Die Frage ist sehr schwer zu beantworten.

Wir haben ihn ja bewusst nicht dabei sein lassen, weil die Bommeline seine Aufdringlichkeiten in den letzten Wochen so gar nicht schätzte und sich vehement dagegen wehrte. So konnte er sich erst von ihr verabschieden, als sie schon gegangen war.

Ob er begriff, dass sie nicht zurückkommt, nicht mehr aufstehen wird und er nun alleine mit uns ist?

Ich weiß es nicht.

Einerseits war er am Abend von Bommis Tod und am Tag danach sehr in sich gekehrt und er schleckerte auch nur ein bisschen in seiner Schüssel herum, obwohl ich ihm wirklich ganz besondere Leckereien servierte.

Inzwischen habe ich aber schon fast das Gefühl, dass er sich als „Alleinhund“ gerade anfängt, sehr wohl zu fühlen, denn er muss ja nun nichts mehr teilen und er ist jetzt überall dabei, damit er sich nicht alleine fühlt.

In den letzten drei Wochen stand ja die Bommeline bei uns auch sehr stark im Mittelpunkt und wir richteten unser Leben nach ihr ein … da kam Elvis vermutlich hier und da schon ein bisschen zu kurz. Ganz sicher nicht absichtlich, aber ich merkte schon auch, dass er auch gerne das Bohei genossen hätte, das wir um das Wohlbefinden der Bommeline veranstaltet haben und so gern auch weiter für sie veranstaltet hätten.

Ihm fehlte ganz sicher das Spielen mit seiner Kaiserin, denn er versuchte sie immer mal wieder zu animieren und wenn wir ihn dann schalten, sie nicht zu schubsen, war er sehr beleidigt.

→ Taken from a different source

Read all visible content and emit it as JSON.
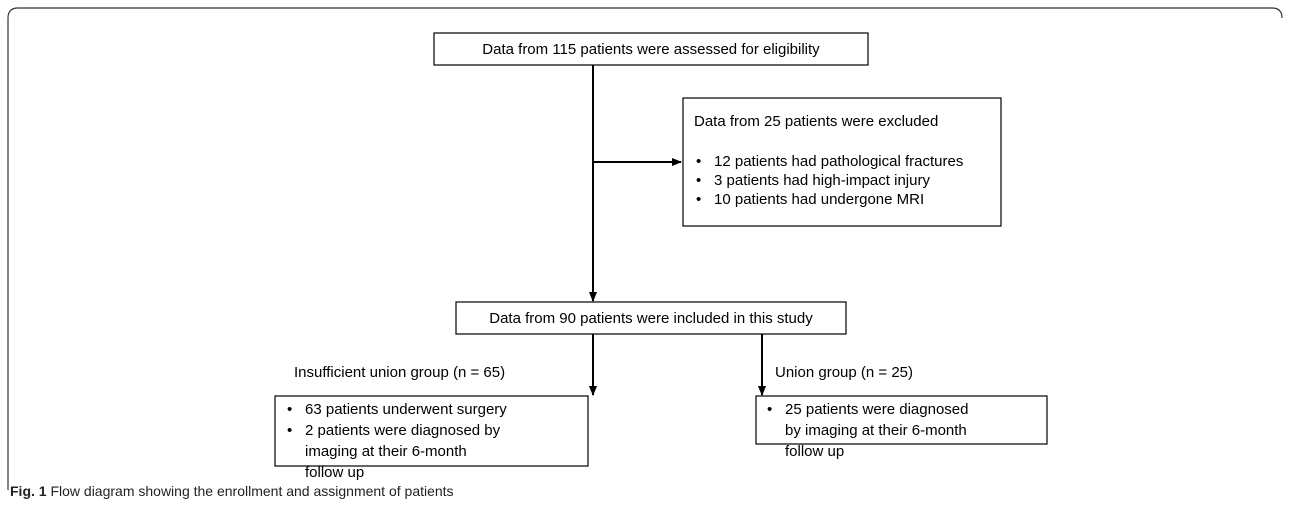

Vor kurzem, als seine Freundin Hetty zu Besuch war, merkte man doch, wie glücklich ihn das machte, dass das Hundemädchen mit ihm herumsprang und über den Hof tollte.

Aber so ganz sicher bin ich mir nicht, ob er diese Lösung nicht erstrebenswerter fände, sich ab und zu seine Freundin Hetty einzuladen, die Abends wieder mit ihren Menschenfreunden nach Hause fährt und weder sein Schlauchboot, noch seine Kekse einfordert, statt wieder eine neue Regierung zu haben, die seine gesamten Prioritäten, die er nun ganz alleine für sich beansprucht, in Frage zu stellen.

Micha meinte, er gönnt Elvis diese Zeit, in der er nun der Alleinregent ist durchaus, aber er ist auch der Meinung, dass Elvis sich nicht zu sehr daran gewöhnen sollte.

Micha ist nämlich ganz sicher, dass die Kaiserin sich vermutlich schon wieder im Landeanflug befindet, weil sie dem lieben Gott ganz schnell klar machte, wer hier ab sofort bestimmt, wenn er sie nicht ganz schnell wieder zurück schickt, dass der sie dann auch lieber wieder in ein Leonbergerfell steckte und ihren Ausreiseantrag aus dem Himmel im Eilverfahren bearbeitete, um nicht plötzlich ein weiterer Untergebener der Hoheit zu sein.

Es fällt mir zwar schwer, mir vorzustellen, dass der irdische Platz der Bommeline vielleicht sehr schnell wieder vergeben werden könnte, aber der Gedanke, wie sie die Regentschaft im Himmel anstrebt und darum schnellstmöglich wieder vor die Pforte gesetzt wird, lässt mich still vor mich hinlächeln – denn genau so war sie eben und genau so soll sie wieder sein dürfen.